Twanguages: a Language Census of Twitter
Posted by Jim DeLaHunt on 30 Jul 2009 at 11:42 pm | Tagged as: language, meetings and conferences, multilingual, Unicode, web technology
What “twanguage” do you “tweet”? Twitter, the buzzing conversation of brief web and SMS messsages, exploded into wide use in 2009. But just how wide? To how many countries has it spread? And into which languages? I’m aiming to find out.
I’ve started a project named “Twanguages”, a language census of a sample of Twitter’s global traffic. I’m curious: which are the top languages? Are #hashtags localised? How does language correlate with location? And which Unicode character is the most rarely used?
I’ll be presenting our results at the 33rd Internationalization and Unicode Conference (IUC33), held in San Jose, California, on October 14-16, 2009. I have a place cleared for a Twanguages project page, and I’ll post interim results there as they become available (right now it’s only a placeholder). Stay tuned!
For the last month, I’ve been gathering a corpus of tweets. Using Twitter’s “spritzer” Streaming API, and Data Mining Feed before that, I have a cron job which collects a sample about 10 times per hour. I’m getting about 200 tweets per hour at this stage. I estimate I have well over 100,000 tweets in the corpus so far. Twitter’s APIs make a lot more tweets available, and once my analysis code is ready to receive them I’ll enlarge my sample. I have a hunch, though, that I’ll learn a lot even with a narrow sample.

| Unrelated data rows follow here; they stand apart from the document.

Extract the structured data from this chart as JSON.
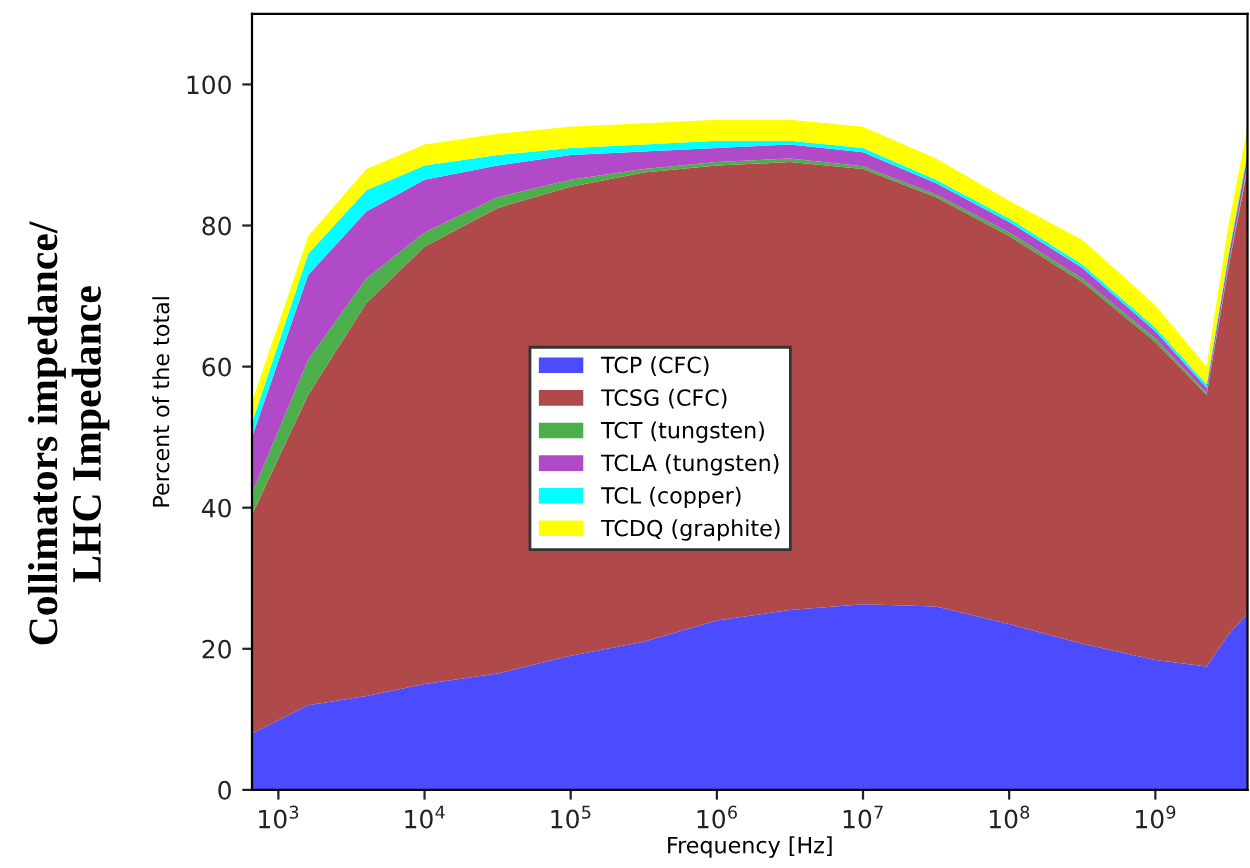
{
  "chart_data": {
    "type": "area",
    "stacked": true,
    "log": "x",
    "xlabel": "Frequency [Hz]",
    "ylabel": "Percent of the total",
    "annotations": [
      "Collimators impedance/\nLHC Impedance"
    ],
    "x": [
      660,
      1600,
      4000,
      10000,
      31600,
      100000,
      316000,
      1000000,
      3160000,
      10000000,
      31600000,
      100000000,
      316000000,
      1000000000,
      2240000000,
      3160000000,
      4270000000
    ],
    "series": [
      {
        "name": "TCP (CFC)",
        "color": "#4b4bff",
        "values": [
          8,
          12,
          13.3,
          15,
          16.5,
          19,
          21,
          24,
          25.5,
          26.3,
          26,
          23.5,
          20.7,
          18.4,
          17.5,
          22,
          25
        ]
      },
      {
        "name": "TCSG (CFC)",
        "color": "#b04a4a",
        "values": [
          31,
          44,
          55.7,
          62,
          66,
          66.5,
          66.5,
          64.5,
          63.5,
          61.7,
          58,
          55,
          51.3,
          45.1,
          38.5,
          52,
          63
        ]
      },
      {
        "name": "TCT (tungsten)",
        "color": "#4caf4c",
        "values": [
          3,
          5,
          3.5,
          2,
          1.5,
          1,
          0.5,
          0.5,
          0.5,
          0.4,
          0.4,
          0.5,
          0.5,
          0.5,
          0.3,
          0.3,
          0.5
        ]
      },
      {
        "name": "TCLA (tungsten)",
        "color": "#b04ac8",
        "values": [
          8,
          12,
          9.5,
          7.5,
          4.5,
          3.5,
          2.5,
          2,
          2,
          2,
          1.6,
          1.5,
          1.5,
          1,
          0.7,
          1.2,
          1.5
        ]
      },
      {
        "name": "TCL (copper)",
        "color": "#00ffff",
        "values": [
          2,
          3,
          3,
          2,
          1.5,
          1,
          1,
          1,
          0.5,
          0.6,
          0.5,
          0.5,
          0.5,
          0.5,
          0.5,
          0.5,
          0.5
        ]
      },
      {
        "name": "TCDQ (graphite)",
        "color": "#ffff00",
        "values": [
          3,
          2.5,
          3,
          3,
          3,
          3,
          3,
          3,
          3,
          3,
          3,
          2.5,
          3.5,
          3.2,
          2.5,
          4,
          3.5
        ]
      }
    ],
    "xlim": [
      660,
      4270000000
    ],
    "ylim": [
      0,
      110
    ],
    "xticks": [
      {
        "value": 1000,
        "label": "10$^{3}$"
      },
      {
        "value": 10000,
        "label": "10$^{4}$"
      },
      {
        "value": 100000,
        "label": "10$^{5}$"
      },
      {
        "value": 1000000,
        "label": "10$^{6}$"
      },
      {
        "value": 10000000,
        "label": "10$^{7}$"
      },
      {
        "value": 100000000,
        "label": "10$^{8}$"
      },
      {
        "value": 1000000000,
        "label": "10$^{9}$"
      }
    ],
    "yticks": [
      0,
      20,
      40,
      60,
      80,
      100
    ],
    "legend": "center",
    "grid": false
  }
}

I have identified several language- and script-identification services, and I’ll invoke them on the tweet corpus, and compare their results. Part of what makes the problem interesting is that each text is so short (at most 140 characters; even less after removing identifiers and URLs).
There are many wonderful directions to take the investigation, e.g. correlating the language of the tweet with the language of the web page linked to from the tweet, or with the languages of the user’s name and description. I expect hashtags will turn out to be only sometimes in the same language as the rest of the text. I’m also seeing interesting plain-text art (e.g. <http://twitter.com/sex> at the moment). I can’t predict now exactly which directions will be most productive, but I am confident that the results will be interesting.
During the talk, I also plan on a small but interesting digression into how Twitter applies Unicode-related technology (UTF-8, NCRs, counting characters) in its APIs.
I’ve created a Twitter ID, @twanguages, which you may follow for news on the project. Right now it’s not saying much. (Don’t be misled by user @twanguage; that appears to be occupied but inactive.)
And by the way: let’s start using #iuc33 as the official hashtag for the conference, and broaden adoption of #unicode!